She is "La Loca," a self-described "poetess/philanderer." A Valley girl of another kind and time, she grew up there in the '60s, a rebel who defied her parents and neighbors by hanging out with Chicanos and lauding black men.
A "pretty girl" no one thought lovely, a "brilliant girl" whose work no one respected, she has nevertheless recently joined the rarefied company of men and women of letters with critical acclaim for her just-published epic poem, "The Mayan."
This week the incredulous poet--"I mean, I was born in Hollywood. I live in Los Angeles"--shares the stage with literary luminary Lawrence Ferlinghetti, literary brat-packer Jay McInerney and the lesser-known but critically hailed poet Sam Hamill of Washington state as one of the four official U.S. representatives to the Olympic Arts Festival in Calgary, Canada--being held in conjunction with the Winter Games there.
Recognition at Expo
Festival organizer and poet Trevor Carolan acknowledges that "very few have heard of her in the literary world." But her appearances in Canada, beginning with a reading at the World Exposition in 1986 in Vancouver, generated intense interest.
Later, Carolan said, she read "at this hard-as-nails coffeehouse frequented by leftist, Latin-American exiles in Vancouver called La Quena. She came in with this L.A. hipster, show-biz repartee and had this hard-boiled, left-wing crowd eating out of her hand. It was truly something."
Shortly after her La Quena performance, Carolan was hired to organize the writers segment of the Olympic Arts Festival.
"What we needed were people from the cutting edge of performance art. Everybody thinks of New York, but I had seen her."
(In fact, all but one of the writers--McInerney--representing the U.S. at the festival are from the West Coast; La Loca and Ferlinghetti are both Californians.)
La Loca, Carolan said, follows in the tradition of Ferlinghetti and Allen Ginsberg. "These people revolutionized poetry and took literature out of the polite salons. They kicked in the walls."
La Loca, the crazy one, is reading her lyrical, humorous, violence-tinged verse. She is a performance artist with a harsh-hip, Hollywood bravado variously dressed in a black bustier or concealing layers of black cloth against pale white skin. She is a survivor of micro and macro domestic wars, the scars of which are reflected in her extravagantly made-up, hazel eyes, and in her poetry. She is reading from "The Mayan," a song of domestic violence, bigotry, the joys of adolescence and the resilience of youth.
I had to live on my knees
as an ear.
"Look at me when I'm talking to you!"
and I would snap into microphone....
There is silence in this cool, white space called the Sand and Sea club in Santa Monica as she reads.
into the seraglio
came her new man.
She showed him my bound feet
and I called him
as big as a door.
He wore green slacks and
a yellow shirt
with a plastic pen holder
in the shirt pocket
that said Drone Spark Plugs.
Soon, he had a belt, too, which at
dinner time hung over the back of his
\f7 La Loca, nee Pamala Karol, was born to the Valley's struggling working class on March 29, 1950. Her mother and father divorced when Karol was very young and she was raised by her mother and stepfather. Her work, she says, "is scrupulously autobiographical."

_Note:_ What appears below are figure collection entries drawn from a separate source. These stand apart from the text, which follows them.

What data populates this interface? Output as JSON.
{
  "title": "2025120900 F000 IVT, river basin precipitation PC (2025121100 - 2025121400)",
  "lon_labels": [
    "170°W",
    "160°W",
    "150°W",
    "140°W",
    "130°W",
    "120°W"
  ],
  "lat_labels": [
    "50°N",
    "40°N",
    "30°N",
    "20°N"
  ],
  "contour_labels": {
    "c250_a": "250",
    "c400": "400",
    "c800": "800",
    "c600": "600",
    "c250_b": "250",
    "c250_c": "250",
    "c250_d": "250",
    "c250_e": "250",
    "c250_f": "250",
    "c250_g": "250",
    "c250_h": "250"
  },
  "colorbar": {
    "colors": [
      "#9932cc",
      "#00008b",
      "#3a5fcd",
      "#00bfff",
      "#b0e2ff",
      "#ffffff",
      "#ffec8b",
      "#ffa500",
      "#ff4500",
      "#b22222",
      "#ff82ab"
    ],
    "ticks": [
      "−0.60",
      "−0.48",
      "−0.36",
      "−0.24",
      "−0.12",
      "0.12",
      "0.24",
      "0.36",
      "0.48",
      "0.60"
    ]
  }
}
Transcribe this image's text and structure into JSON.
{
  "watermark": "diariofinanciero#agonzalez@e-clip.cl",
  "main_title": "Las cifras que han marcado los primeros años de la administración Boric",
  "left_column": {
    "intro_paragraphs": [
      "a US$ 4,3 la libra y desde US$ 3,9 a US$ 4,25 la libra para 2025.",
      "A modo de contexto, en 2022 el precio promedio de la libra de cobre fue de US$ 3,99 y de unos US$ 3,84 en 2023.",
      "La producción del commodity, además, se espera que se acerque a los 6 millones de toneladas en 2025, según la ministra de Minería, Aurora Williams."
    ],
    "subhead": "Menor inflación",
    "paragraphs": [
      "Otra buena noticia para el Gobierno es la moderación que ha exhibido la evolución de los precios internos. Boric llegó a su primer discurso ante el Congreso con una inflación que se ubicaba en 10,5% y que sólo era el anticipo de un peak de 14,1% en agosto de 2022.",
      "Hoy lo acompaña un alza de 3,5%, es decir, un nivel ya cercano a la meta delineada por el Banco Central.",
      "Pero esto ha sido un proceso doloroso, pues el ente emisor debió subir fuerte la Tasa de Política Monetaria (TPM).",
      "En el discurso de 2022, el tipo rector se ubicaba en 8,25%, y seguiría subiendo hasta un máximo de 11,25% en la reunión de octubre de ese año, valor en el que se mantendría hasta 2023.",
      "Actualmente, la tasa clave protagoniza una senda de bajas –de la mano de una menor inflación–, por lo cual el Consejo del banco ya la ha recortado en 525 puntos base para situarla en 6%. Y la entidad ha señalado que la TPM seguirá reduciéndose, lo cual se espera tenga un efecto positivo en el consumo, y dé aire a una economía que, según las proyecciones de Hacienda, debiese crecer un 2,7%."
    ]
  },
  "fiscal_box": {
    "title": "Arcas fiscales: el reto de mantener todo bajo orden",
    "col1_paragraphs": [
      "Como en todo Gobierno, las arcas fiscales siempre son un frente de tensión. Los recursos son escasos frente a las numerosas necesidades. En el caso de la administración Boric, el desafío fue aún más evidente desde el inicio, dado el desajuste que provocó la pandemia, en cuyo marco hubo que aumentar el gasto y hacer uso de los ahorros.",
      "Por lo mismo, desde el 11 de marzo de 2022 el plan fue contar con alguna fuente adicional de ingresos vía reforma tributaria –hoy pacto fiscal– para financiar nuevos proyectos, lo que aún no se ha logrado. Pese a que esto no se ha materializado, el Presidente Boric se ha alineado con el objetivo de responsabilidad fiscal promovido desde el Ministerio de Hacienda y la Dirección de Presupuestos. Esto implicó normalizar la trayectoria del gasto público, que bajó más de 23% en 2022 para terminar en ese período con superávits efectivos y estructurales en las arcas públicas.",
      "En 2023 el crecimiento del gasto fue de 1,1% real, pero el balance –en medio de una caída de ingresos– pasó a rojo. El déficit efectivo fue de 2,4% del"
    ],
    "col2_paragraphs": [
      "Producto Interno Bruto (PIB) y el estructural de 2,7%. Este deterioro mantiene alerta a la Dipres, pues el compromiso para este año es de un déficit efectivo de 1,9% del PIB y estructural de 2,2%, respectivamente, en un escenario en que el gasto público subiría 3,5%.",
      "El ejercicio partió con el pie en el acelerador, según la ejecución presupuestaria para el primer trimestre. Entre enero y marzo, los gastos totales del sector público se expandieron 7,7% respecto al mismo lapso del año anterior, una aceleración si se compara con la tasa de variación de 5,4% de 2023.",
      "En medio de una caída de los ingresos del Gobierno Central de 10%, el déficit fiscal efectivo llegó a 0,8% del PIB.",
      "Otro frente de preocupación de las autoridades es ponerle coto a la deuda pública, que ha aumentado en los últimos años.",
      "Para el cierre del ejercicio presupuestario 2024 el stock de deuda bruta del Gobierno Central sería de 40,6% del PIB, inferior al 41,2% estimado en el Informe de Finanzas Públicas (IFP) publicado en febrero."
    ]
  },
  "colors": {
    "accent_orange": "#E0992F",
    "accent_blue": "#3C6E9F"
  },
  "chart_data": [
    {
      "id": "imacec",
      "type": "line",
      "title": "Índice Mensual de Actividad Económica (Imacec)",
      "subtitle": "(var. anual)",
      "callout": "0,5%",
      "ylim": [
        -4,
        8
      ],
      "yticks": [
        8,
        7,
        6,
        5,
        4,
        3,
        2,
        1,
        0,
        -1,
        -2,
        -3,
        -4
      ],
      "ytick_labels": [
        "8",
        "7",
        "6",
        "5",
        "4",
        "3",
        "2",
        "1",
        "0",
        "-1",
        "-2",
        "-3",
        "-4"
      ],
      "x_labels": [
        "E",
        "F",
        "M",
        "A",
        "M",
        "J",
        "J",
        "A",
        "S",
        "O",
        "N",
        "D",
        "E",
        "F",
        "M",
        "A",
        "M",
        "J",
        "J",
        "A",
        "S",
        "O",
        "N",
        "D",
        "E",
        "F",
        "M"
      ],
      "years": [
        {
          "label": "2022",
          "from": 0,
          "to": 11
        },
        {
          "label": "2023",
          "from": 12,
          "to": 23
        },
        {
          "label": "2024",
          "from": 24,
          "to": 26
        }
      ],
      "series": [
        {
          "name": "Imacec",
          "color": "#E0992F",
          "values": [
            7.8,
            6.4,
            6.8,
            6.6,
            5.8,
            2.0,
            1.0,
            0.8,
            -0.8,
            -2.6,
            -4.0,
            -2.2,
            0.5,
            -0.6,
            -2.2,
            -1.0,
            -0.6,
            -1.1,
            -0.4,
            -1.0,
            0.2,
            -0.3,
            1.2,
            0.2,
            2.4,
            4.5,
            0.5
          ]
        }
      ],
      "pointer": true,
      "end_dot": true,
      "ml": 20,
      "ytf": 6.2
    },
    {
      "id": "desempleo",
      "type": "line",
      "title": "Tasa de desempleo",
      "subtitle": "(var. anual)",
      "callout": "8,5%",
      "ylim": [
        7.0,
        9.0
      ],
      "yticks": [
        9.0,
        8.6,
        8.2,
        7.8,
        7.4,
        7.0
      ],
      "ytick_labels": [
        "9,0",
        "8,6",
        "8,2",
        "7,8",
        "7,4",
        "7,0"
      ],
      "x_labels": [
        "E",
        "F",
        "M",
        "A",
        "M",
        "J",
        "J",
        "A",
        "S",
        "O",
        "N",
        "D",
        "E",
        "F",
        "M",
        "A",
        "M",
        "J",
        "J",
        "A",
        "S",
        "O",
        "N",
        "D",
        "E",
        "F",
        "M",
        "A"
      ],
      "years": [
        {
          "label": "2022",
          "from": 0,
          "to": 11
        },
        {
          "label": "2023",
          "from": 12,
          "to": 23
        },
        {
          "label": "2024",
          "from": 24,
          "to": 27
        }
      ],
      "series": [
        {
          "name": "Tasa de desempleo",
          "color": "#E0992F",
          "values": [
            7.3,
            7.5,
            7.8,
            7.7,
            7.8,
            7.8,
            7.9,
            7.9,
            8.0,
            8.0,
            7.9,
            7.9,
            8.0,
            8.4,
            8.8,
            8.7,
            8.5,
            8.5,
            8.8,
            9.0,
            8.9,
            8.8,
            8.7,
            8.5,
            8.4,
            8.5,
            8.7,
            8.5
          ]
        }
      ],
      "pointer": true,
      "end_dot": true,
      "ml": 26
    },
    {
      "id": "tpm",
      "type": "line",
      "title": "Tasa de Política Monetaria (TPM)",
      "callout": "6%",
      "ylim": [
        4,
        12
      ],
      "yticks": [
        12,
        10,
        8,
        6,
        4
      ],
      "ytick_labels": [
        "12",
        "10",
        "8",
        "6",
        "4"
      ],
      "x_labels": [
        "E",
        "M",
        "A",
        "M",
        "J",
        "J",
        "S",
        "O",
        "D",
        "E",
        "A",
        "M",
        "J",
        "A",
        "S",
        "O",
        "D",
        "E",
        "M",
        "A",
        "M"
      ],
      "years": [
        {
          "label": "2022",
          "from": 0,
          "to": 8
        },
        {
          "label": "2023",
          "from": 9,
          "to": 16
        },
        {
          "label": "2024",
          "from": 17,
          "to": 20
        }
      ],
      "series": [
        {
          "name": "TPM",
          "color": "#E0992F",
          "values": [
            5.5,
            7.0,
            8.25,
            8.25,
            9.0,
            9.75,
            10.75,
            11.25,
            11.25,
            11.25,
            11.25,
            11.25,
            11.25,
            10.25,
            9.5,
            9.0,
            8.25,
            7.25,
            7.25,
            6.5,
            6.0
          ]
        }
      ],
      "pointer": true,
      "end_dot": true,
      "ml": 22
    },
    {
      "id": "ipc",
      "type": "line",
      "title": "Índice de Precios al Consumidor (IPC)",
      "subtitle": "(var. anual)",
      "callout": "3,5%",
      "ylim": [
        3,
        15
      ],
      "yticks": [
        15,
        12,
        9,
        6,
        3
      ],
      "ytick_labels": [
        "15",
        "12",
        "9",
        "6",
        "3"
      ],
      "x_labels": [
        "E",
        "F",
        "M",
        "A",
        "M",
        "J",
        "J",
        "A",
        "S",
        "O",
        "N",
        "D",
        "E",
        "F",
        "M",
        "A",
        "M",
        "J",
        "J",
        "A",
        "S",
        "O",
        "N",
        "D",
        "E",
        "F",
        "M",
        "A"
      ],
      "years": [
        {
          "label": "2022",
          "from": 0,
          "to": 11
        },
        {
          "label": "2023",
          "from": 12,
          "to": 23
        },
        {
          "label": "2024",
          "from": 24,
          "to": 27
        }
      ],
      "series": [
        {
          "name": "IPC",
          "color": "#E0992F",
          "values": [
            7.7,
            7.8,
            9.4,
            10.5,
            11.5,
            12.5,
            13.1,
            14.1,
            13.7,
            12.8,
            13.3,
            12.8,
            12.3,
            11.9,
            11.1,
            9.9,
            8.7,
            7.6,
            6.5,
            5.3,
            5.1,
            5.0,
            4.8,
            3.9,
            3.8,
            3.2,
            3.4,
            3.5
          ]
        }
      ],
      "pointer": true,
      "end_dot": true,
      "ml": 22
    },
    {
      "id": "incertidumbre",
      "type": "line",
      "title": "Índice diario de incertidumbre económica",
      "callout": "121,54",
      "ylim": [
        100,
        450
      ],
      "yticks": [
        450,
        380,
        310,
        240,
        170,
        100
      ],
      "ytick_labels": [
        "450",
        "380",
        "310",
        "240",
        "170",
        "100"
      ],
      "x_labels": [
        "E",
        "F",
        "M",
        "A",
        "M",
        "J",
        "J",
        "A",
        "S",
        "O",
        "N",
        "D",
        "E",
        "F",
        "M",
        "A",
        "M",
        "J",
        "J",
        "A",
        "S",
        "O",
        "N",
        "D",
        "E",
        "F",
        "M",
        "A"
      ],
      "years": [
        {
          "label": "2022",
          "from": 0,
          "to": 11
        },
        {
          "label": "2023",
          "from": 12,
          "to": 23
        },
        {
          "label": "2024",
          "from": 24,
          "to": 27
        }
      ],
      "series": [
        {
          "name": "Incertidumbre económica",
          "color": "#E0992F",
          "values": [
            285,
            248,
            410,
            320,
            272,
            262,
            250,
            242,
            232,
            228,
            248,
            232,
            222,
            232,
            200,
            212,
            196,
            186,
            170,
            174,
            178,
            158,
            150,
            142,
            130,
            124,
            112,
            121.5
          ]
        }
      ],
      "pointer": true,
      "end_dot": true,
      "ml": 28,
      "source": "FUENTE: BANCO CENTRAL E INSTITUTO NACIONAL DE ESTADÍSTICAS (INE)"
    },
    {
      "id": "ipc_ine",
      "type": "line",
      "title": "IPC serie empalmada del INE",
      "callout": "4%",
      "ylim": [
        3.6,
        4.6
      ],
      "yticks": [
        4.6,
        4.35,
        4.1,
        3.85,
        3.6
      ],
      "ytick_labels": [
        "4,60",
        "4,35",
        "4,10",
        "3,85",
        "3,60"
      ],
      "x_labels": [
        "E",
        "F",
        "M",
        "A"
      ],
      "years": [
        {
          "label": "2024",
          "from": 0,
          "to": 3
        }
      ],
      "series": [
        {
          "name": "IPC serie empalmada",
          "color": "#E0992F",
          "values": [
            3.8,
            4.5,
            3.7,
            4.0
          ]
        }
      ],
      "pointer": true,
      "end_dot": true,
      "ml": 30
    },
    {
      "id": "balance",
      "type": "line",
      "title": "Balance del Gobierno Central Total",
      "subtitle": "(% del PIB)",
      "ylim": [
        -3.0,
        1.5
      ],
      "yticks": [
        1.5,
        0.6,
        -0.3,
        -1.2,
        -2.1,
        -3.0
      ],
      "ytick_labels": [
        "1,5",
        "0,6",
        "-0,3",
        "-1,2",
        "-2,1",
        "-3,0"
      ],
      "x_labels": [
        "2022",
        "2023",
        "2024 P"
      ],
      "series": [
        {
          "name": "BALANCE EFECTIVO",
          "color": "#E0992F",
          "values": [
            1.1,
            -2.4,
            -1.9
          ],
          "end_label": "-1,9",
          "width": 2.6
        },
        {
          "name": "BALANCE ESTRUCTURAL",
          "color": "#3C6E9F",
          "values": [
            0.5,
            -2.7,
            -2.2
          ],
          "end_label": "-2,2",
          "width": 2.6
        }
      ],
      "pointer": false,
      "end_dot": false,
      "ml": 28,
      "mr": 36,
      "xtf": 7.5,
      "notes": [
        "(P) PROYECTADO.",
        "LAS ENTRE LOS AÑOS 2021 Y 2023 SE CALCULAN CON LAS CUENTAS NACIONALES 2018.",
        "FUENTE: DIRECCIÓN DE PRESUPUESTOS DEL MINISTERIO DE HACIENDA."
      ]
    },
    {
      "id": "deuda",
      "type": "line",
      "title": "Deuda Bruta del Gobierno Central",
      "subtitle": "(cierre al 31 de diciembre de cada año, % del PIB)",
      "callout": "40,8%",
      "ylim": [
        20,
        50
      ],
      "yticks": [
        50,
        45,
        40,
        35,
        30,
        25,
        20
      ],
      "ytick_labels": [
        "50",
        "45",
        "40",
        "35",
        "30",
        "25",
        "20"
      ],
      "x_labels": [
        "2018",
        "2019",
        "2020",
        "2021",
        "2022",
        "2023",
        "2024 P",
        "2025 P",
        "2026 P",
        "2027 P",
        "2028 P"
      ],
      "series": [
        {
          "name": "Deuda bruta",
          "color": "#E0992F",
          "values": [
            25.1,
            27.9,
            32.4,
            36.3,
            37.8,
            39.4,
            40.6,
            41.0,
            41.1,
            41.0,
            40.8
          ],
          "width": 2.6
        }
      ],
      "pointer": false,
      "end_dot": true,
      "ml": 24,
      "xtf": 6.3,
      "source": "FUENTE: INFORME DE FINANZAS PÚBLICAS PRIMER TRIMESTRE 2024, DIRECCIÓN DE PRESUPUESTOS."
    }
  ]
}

She is open, vulnerable. Her attentive audience, filled this night with friends celebrating the Bone Scan Press publishing of "The Mayan," applaud her work. They applaud her existence. She was near death less than two years ago, a victim of ovarian cancer. "They cut my guts out," she says.
She tears at the sound of applause, the salty liquid smudging the dark paint decorating her eyes. To watch this kinetic portrait of sass and blood and fire and gentle weeping is to wonder if an eggshell shaved translucent could be more fragile than her soul.
Pamala Karol--child of the '60s, Berkeley graduate, Sorbonne attendee, aspiring screenwriter and winner of two Academy of Motion Picture Arts and Sciences film study grants and the 1986 Academy of American Poets College Prize--autographs copies of "The Mayan" for friends after the reading at the Sand and Sea club.
She published "The Mayan"--her name for the movie theater where she and her pre-adolescent friends hung out--as a gift to herself after winning the war against cancer. The several thousand dollars it cost to print came from money saved working as a legal secretary--still her primary source of income.
Scrawls Personal Messages
Garrulous as she scrawls personal messages along with her autograph, she is overheard to say that her last relationship contributed to the cancer she developed.
"I personally do think so, the stress of it, though there's no scientific evidence," she says later. "This guy was like a major, major blackout drinker. It was like being with a wild animal that you would put a leash on."